中国SF作家・郝景芳によるAIを主題としたSF短編集『人之彼岸』を読んだ

人之彼岸 / 郝 景芳 (著)、立原 透耶 (訳)、浅田 雅美 (訳)

人之彼岸【ひとのひがん】 (新☆ハヤカワ・SF・シリーズ)

重篤な病で瀕死状態だった母親を入院させた男は、自分の無力さに苛まれていた。だが母親はある日突然、何事もなかったかのように退院してきた。母はまだ病院にいるはず。では今ここにいるのは一体何なのか? どんな病人も嘘のように回復させてしまうという評判の病院の謎を追う男を描いた「不死医院」、万能の神たる世界化されたAIと少年との心温まる交流を描いた「乾坤(チェンクン)と亜力(ヤーリー)」など、AIをめぐる6つの短篇とエッセイ2篇を収録。短篇「折りたたみ北京」で中国に『三体』に続くヒューゴー賞をもたらした俊英、郝景芳による短篇集。

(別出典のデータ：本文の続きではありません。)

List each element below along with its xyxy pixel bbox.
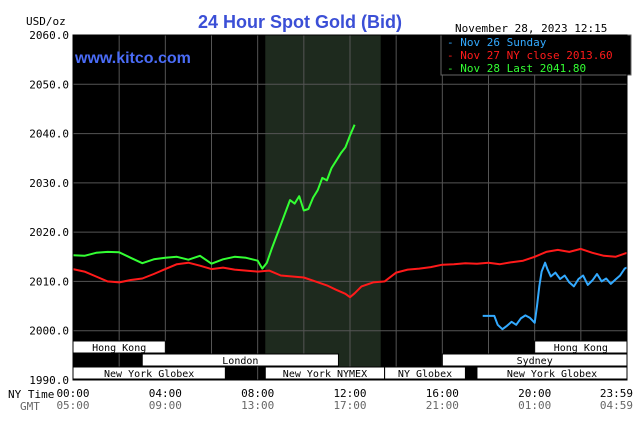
legend: - Nov 26 Sunday- Nov 27 NY close 2013.60… xyxy=(440,34,632,76)
y-tick-label: 2010.0 xyxy=(29,275,69,288)
legend-entry: - Nov 28 Last 2041.80 xyxy=(447,62,586,75)
x-tick-ny: 16:00 xyxy=(426,387,459,400)
session-label: New York NYMEX xyxy=(283,369,367,380)
y-tick-label: 2020.0 xyxy=(29,226,69,239)
session-box xyxy=(141,353,339,367)
session-label: Sydney xyxy=(517,356,553,367)
x-tick-gmt: 21:00 xyxy=(426,399,459,412)
timestamp: November 28, 2023 12:15 xyxy=(455,22,607,35)
unit-label: USD/oz xyxy=(26,15,66,28)
brand-watermark: www.kitco.com xyxy=(74,50,191,67)
session-label: NY Globex xyxy=(398,369,452,380)
x-tick-gmt: 04:59 xyxy=(600,399,633,412)
series-line xyxy=(72,124,356,270)
series-line xyxy=(482,261,628,331)
x-tick-gmt: 01:00 xyxy=(518,399,551,412)
x-tick-gmt: 05:00 xyxy=(56,399,89,412)
x-tick-ny: 00:00 xyxy=(56,387,89,400)
x-tick-ny: 08:00 xyxy=(241,387,274,400)
series-line xyxy=(72,247,628,299)
session-box xyxy=(384,366,466,380)
session-label: Hong Kong xyxy=(92,343,146,354)
x-tick-gmt: 13:00 xyxy=(241,399,274,412)
x-tick-gmt: 17:00 xyxy=(333,399,366,412)
y-axis-ticks: 2060.0 2050.0 2040.0 2030.0 2020.0 2010.0 2000… xyxy=(29,29,69,387)
y-tick-label: 1990.0 xyxy=(29,374,69,387)
legend-entry: - Nov 27 NY close 2013.60 xyxy=(447,49,613,62)
y-tick-label: 2050.0 xyxy=(29,78,69,91)
session-label: New York Globex xyxy=(104,369,194,380)
ny-time-label: NY Time xyxy=(8,388,54,401)
legend-entry: - Nov 26 Sunday xyxy=(447,36,547,49)
market-sessions: Hong Kong Hong Kong London Sydney New York G… xyxy=(72,340,628,380)
session-label: London xyxy=(222,356,258,367)
x-tick-ny: 12:00 xyxy=(333,387,366,400)
chart-title: 24 Hour Spot Gold (Bid) xyxy=(198,12,402,32)
y-tick-label: 2040.0 xyxy=(29,128,69,141)
y-tick-label: 2000.0 xyxy=(29,325,69,338)
y-tick-label: 2030.0 xyxy=(29,177,69,190)
y-tick-label: 2060.0 xyxy=(29,29,69,42)
nymex-session-highlight xyxy=(265,35,381,380)
session-label: Hong Kong xyxy=(554,343,608,354)
session-label: New York Globex xyxy=(507,369,597,380)
plot-border xyxy=(72,34,628,381)
legend-box xyxy=(440,34,632,76)
x-tick-ny: 04:00 xyxy=(149,387,182,400)
x-tick-ny: 23:59 xyxy=(600,387,633,400)
x-tick-gmt: 09:00 xyxy=(149,399,182,412)
gmt-label: GMT xyxy=(20,400,40,413)
x-tick-ny: 20:00 xyxy=(518,387,551,400)
series-lines xyxy=(72,124,628,331)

SF短編『折りたたみ北京』で劉慈欣『三体』に続き中国人作家二人目のヒューゴー賞受賞者となった郝景芳(ハオジンファン)によるSF短編集である。郝景芳はこれまでにも日本独自編集による『郝景芳短編集』や自伝的色彩の強い『1984年に生まれて』(未読)が出版されており、日本でも注目度の高い中国人SF作家の一人という事ができるだろう。

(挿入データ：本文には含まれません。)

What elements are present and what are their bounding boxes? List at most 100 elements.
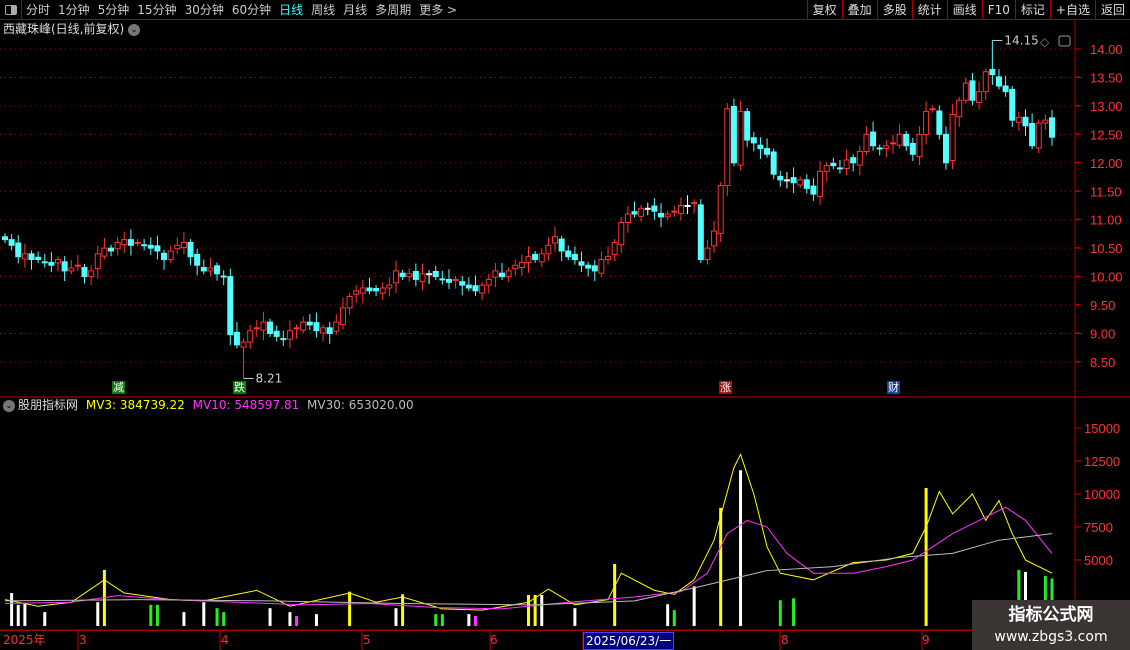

その郝景芳による「AI」を中心テーマとしたエッセイ・SF短編集がこの『人之彼岸』となる。タイトル「人之彼岸」とは人間とAIとの境界とは何か?といった意味でつけられたものなのだろうか。郝景芳については『郝景芳短編集』においてSF的アイディアとはまた別に非常にエモーショナルな物語展開の在り方を感じたがさてこの短編集はどうだろう。

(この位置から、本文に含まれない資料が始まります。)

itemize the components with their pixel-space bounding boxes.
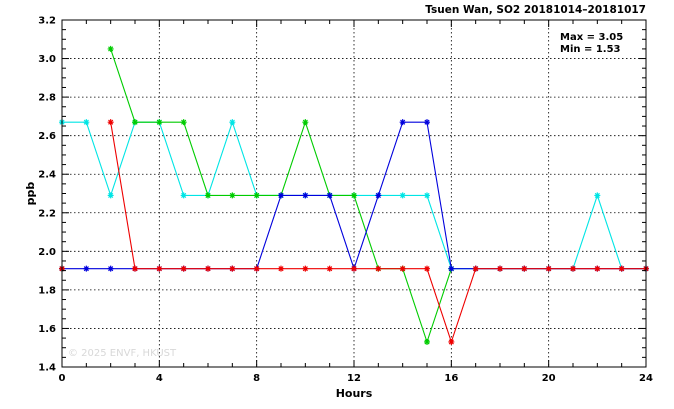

まず冒頭ではスーパー人工知能まであとどのくらい」「人工知能の時代にいかに学ぶか」というAIにかかわる二つのエッセイが収められている。内容は「人間と同じ知性と判断力を持ち合わせた人工知能は可能なのか?」を追求した科学エッセイである。実はエッセイ自体はそれほど期待していなかったのだがこれは面白く読めた。

読んでいて思ったのは「完璧なAI」を作ろうとするのならその前にまず「人間の思考とは何か」を完璧に知り尽くしていなければならない、ということだろうか。人間の思考とは「限られた生と繊細で容易く壊れる構造の肉体を持つこと」の頸木によって生まれるのではないか。すなわち肉体あっての思考形態ではないかと思うのだ。ビッグデータと強力なアルゴリズムを有し演算力の桁外れにあるAIだが、思考も肉体も限界のある人間という存在が持ちうる思考形態とそれは相容れないものなのではないか。そんなことを思った。とはいえ、これらのエッセイはAIについて熟知した方には常識的過ぎて退屈かもしれない。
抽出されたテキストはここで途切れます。